Functional Chemometrics: Automated Spectral Smoothing with Spatially Adaptive Splines
Fernandes, Philip Manuel
MetadataShow full item record
Functional data analysis (FDA) is a demonstrably effective, practical, and powerful method of data analysis, yet it remains virtually unheard of outside of academic circles and has almost no exposure to industry. FDA adds to the milieu of statistical methods by treating functions of one or more independent variables as data objects, analogous to the way in which discrete points are the data objects we are familiar with in conventional statistics. The first step in functional analysis is to “functionalize” the data, or convert discrete points into a system represented most times by continuous functions. Choosing the type of functions to use is data-dependent and often straightforward – for example, Fourier series lend themselves well to periodic systems, while splines offer great flexibility in approximating more irregular trends, such as chemical spectra. This work explores the question of how B-splines can be rapidly and reliably used to denoised infrared chemical spectra, a difficult problem not only because of the many parameters involved in generating a spline fit, but also due to the disparate nature of spectra in terms of shape and noise intensity. Automated selection of spline parameters is required to support high-throughput analysis, and the heteroscedastic nature of such spectra presents challenges for existing techniques. The heuristic knot placement algorithm of Li et al. (2005) for 1D object contours is extended to spectral fitting by optimizing the denoising step for a range of spectral types and signal/noise ratios, using the following criteria: robustness to types of spectra and noise conditions, parsimony of knots, low computational demand, and ease of implementation in high-throughput settings.

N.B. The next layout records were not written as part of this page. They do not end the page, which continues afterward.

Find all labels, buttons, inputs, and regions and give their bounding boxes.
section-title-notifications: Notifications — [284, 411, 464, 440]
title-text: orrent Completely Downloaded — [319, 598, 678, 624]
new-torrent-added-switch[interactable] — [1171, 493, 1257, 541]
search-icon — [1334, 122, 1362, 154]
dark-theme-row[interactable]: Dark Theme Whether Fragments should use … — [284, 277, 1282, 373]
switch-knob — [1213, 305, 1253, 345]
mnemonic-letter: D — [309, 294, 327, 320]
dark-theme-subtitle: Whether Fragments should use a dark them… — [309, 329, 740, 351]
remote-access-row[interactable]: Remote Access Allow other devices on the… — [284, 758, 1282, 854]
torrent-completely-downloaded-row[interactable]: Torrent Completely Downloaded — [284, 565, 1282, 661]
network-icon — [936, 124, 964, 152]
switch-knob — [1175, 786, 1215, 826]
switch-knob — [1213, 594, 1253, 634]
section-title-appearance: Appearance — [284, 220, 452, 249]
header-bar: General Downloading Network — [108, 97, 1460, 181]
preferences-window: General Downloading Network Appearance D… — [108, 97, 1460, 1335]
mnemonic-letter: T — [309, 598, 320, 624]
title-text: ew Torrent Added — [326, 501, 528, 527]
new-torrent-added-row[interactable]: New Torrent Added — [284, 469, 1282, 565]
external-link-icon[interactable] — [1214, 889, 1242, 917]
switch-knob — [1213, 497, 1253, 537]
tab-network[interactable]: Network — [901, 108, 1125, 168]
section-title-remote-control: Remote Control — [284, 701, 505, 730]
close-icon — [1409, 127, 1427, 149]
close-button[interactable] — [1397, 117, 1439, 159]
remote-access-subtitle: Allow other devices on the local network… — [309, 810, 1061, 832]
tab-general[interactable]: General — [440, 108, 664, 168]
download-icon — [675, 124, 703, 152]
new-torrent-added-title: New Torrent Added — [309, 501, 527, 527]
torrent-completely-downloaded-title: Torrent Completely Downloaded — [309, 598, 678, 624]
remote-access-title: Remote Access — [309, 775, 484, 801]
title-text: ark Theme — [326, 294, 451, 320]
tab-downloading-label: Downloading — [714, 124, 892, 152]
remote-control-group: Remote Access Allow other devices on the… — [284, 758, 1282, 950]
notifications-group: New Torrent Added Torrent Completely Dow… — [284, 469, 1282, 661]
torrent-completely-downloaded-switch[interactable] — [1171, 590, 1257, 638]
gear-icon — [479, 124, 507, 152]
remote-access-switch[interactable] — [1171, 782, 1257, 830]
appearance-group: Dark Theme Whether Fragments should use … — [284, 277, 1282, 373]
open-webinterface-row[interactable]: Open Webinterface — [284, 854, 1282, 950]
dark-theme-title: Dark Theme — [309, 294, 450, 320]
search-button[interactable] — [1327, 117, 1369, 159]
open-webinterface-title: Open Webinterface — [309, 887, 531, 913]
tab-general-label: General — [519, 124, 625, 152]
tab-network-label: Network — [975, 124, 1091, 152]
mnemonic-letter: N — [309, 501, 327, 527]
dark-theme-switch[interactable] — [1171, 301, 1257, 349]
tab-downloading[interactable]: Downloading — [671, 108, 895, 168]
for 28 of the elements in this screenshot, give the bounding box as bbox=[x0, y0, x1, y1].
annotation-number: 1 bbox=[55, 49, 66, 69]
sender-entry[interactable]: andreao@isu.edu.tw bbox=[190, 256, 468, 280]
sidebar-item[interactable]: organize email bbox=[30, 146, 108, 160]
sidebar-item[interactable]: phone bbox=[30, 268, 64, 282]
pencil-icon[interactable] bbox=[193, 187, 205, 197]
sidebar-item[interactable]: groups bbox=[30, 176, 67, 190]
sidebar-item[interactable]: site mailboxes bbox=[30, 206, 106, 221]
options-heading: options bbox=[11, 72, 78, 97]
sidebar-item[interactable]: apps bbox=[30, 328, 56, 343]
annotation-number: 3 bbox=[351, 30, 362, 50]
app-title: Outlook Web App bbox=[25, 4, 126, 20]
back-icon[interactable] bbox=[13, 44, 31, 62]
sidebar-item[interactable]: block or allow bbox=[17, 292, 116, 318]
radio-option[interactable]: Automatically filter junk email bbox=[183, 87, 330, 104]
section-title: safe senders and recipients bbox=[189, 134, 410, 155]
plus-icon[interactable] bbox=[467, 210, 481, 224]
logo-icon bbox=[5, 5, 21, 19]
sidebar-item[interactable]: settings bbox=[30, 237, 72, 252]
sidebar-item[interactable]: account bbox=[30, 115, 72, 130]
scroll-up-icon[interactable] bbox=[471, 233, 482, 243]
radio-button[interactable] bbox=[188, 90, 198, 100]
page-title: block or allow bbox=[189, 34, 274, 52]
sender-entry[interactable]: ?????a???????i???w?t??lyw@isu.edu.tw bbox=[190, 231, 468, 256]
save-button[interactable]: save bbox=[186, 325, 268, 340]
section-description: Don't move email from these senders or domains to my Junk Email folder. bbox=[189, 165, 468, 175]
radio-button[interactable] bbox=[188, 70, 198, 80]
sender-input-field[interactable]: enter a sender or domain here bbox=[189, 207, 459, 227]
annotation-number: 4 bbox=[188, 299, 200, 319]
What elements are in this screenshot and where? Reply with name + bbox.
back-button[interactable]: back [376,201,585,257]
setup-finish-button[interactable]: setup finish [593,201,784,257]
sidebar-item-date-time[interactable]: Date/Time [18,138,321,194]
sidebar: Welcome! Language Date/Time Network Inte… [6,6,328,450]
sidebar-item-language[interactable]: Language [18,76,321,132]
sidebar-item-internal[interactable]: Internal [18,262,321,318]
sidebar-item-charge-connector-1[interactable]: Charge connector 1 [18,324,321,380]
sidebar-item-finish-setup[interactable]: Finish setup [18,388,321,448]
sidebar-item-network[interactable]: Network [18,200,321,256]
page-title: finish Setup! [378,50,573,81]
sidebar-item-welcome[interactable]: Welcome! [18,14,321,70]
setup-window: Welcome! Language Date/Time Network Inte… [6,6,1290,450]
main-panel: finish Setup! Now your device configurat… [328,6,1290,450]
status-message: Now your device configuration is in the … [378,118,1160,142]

Pareto-optimal filter configurations are determined using simulated data from factorial experimental designs. The improved heuristic algorithm uses wavelet transforms and provides improved performance in robustness, parsimony of knots and the quality of functional regression models used to correlate real spectral data with chemical composition. In practical applications, functional principal component regression models yielded similar or significantly improved results when compared with their discrete partial least squares counterparts.